Sent from my iPhone using Tapatalk
 

·
Registered
Joined
·
295 Posts
If possible arrive couple days early and scout area out good.Its much more fun to be in the elk immediately when season starts then burning a couple hunting days getting on them.
 

·
My Elk Hunting Home
Joined
·
32,364 Posts
BAD Bugle calls drive away more than than bring to you, especially at distance.
There, I fixed it for you to make it more realistic.
 

·
Corripe Cervisiam
Joined
·
22,156 Posts
Just walk the trails after light blowing your calls every 100 yds like everyone else........Not!

Some good advice above. Key is finding them....and typically you have to cover a lot of ground to do that.

If I was a total rookie I would do one of the programs like the Chris Roe thing. Elknut and Cory Jacobsen have one too. You will gain many years of elk behavior in a short time....an advantage.

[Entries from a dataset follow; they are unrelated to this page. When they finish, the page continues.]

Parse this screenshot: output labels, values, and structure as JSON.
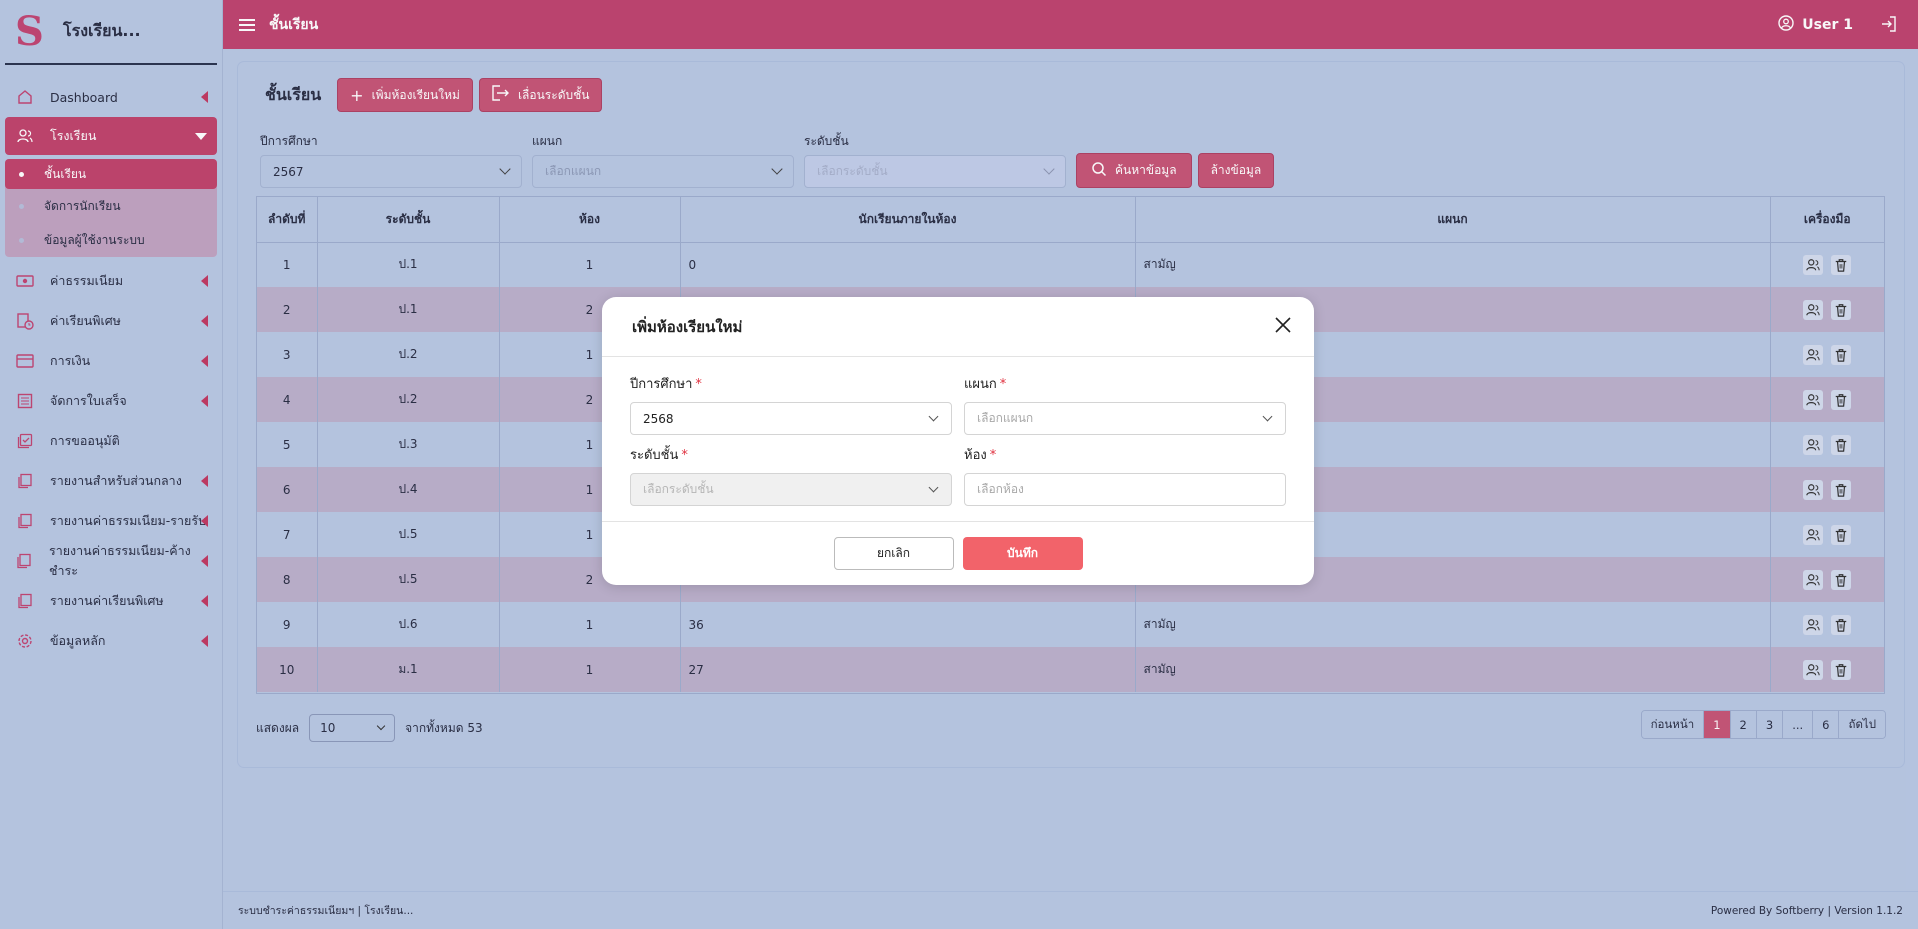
{
  "brand": {
    "logo": "S",
    "name": "โรงเรียน..."
  },
  "sidebar": {
    "items": [
      {
        "label": "Dashboard",
        "icon": "home-icon"
      },
      {
        "label": "โรงเรียน",
        "icon": "users-icon"
      },
      {
        "label": "ค่าธรรมเนียม",
        "icon": "banknote-icon"
      },
      {
        "label": "ค่าเรียนพิเศษ",
        "icon": "bill-clock-icon"
      },
      {
        "label": "การเงิน",
        "icon": "wallet-icon"
      },
      {
        "label": "จัดการใบเสร็จ",
        "icon": "receipt-icon"
      },
      {
        "label": "การขออนุมัติ",
        "icon": "approve-icon"
      },
      {
        "label": "รายงานสำหรับส่วนกลาง",
        "icon": "report-icon"
      },
      {
        "label": "รายงานค่าธรรมเนียม-รายรับ",
        "icon": "report-icon"
      },
      {
        "label": "รายงานค่าธรรมเนียม-ค้างชำระ",
        "icon": "report-icon"
      },
      {
        "label": "รายงานค่าเรียนพิเศษ",
        "icon": "report-icon"
      },
      {
        "label": "ข้อมูลหลัก",
        "icon": "gear-icon"
      }
    ],
    "subitems": [
      {
        "label": "ชั้นเรียน"
      },
      {
        "label": "จัดการนักเรียน"
      },
      {
        "label": "ข้อมูลผู้ใช้งานระบบ"
      }
    ]
  },
  "header": {
    "page_name": "ชั้นเรียน",
    "user": "User 1"
  },
  "main": {
    "title": "ชั้นเรียน",
    "add_button": "เพิ่มห้องเรียนใหม่",
    "promote_button": "เลื่อนระดับชั้น",
    "filters": {
      "year_label": "ปีการศึกษา",
      "year_value": "2567",
      "dept_label": "แผนก",
      "dept_placeholder": "เลือกแผนก",
      "level_label": "ระดับชั้น",
      "level_placeholder": "เลือกระดับชั้น",
      "search_button": "ค้นหาข้อมูล",
      "clear_button": "ล้างข้อมูล"
    },
    "table": {
      "headers": [
        "ลำดับที่",
        "ระดับชั้น",
        "ห้อง",
        "นักเรียนภายในห้อง",
        "แผนก",
        "เครื่องมือ"
      ],
      "rows": [
        [
          "1",
          "ป.1",
          "1",
          "0",
          "สามัญ"
        ],
        [
          "2",
          "ป.1",
          "2",
          "",
          ""
        ],
        [
          "3",
          "ป.2",
          "1",
          "",
          ""
        ],
        [
          "4",
          "ป.2",
          "2",
          "",
          ""
        ],
        [
          "5",
          "ป.3",
          "1",
          "",
          ""
        ],
        [
          "6",
          "ป.4",
          "1",
          "",
          ""
        ],
        [
          "7",
          "ป.5",
          "1",
          "",
          ""
        ],
        [
          "8",
          "ป.5",
          "2",
          "",
          ""
        ],
        [
          "9",
          "ป.6",
          "1",
          "36",
          "สามัญ"
        ],
        [
          "10",
          "ม.1",
          "1",
          "27",
          "สามัญ"
        ]
      ]
    },
    "show_label": "แสดงผล",
    "page_size": "10",
    "total_label": "จากทั้งหมด 53",
    "pager": [
      "ก่อนหน้า",
      "1",
      "2",
      "3",
      "...",
      "6",
      "ถัดไป"
    ]
  },
  "footer": {
    "left": "ระบบชำระค่าธรรมเนียมฯ | โรงเรียน...",
    "right": "Powered By Softberry | Version 1.1.2"
  },
  "modal": {
    "title": "เพิ่มห้องเรียนใหม่",
    "year_label": "ปีการศึกษา",
    "year_value": "2568",
    "dept_label": "แผนก",
    "dept_placeholder": "เลือกแผนก",
    "level_label": "ระดับชั้น",
    "level_placeholder": "เลือกระดับชั้น",
    "room_label": "ห้อง",
    "room_placeholder": "เลือกห้อง",
    "required_mark": "*",
    "cancel": "ยกเลิก",
    "save": "บันทึก"
  },
  "colors": {
    "accent": "#bf4570",
    "save": "#f2636a",
    "bg": "#b9c9e4"
  }
}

I've seen a pile of elk shot at close range with that frontal shot....its deadly if its close and you know elk anatomy. I've shot 5 elk at very close range with that frontal....its deadly.

One of the coolest kills I've seen, I was calling for my buddy in Oregon and had a bull coming in hard. My buddy [on his knees behind a big log] was tracking the bull [20ish yds] at full draw as it went L to R. The bull spotted his movement and spun like a cat to face him, "Ugh oh" I thought.

My buddy didn't hesitate and put an arrow right in his throat that ran through his entire body lengthwise and stopped in his hind quarter. The bull reared up pawing at the air for a few seconds [looked like Trigger the Lone Rangers horse] came down, took 2 steps and fell over right there. That one would have got some complaints from anti hunters if we could have got that on video.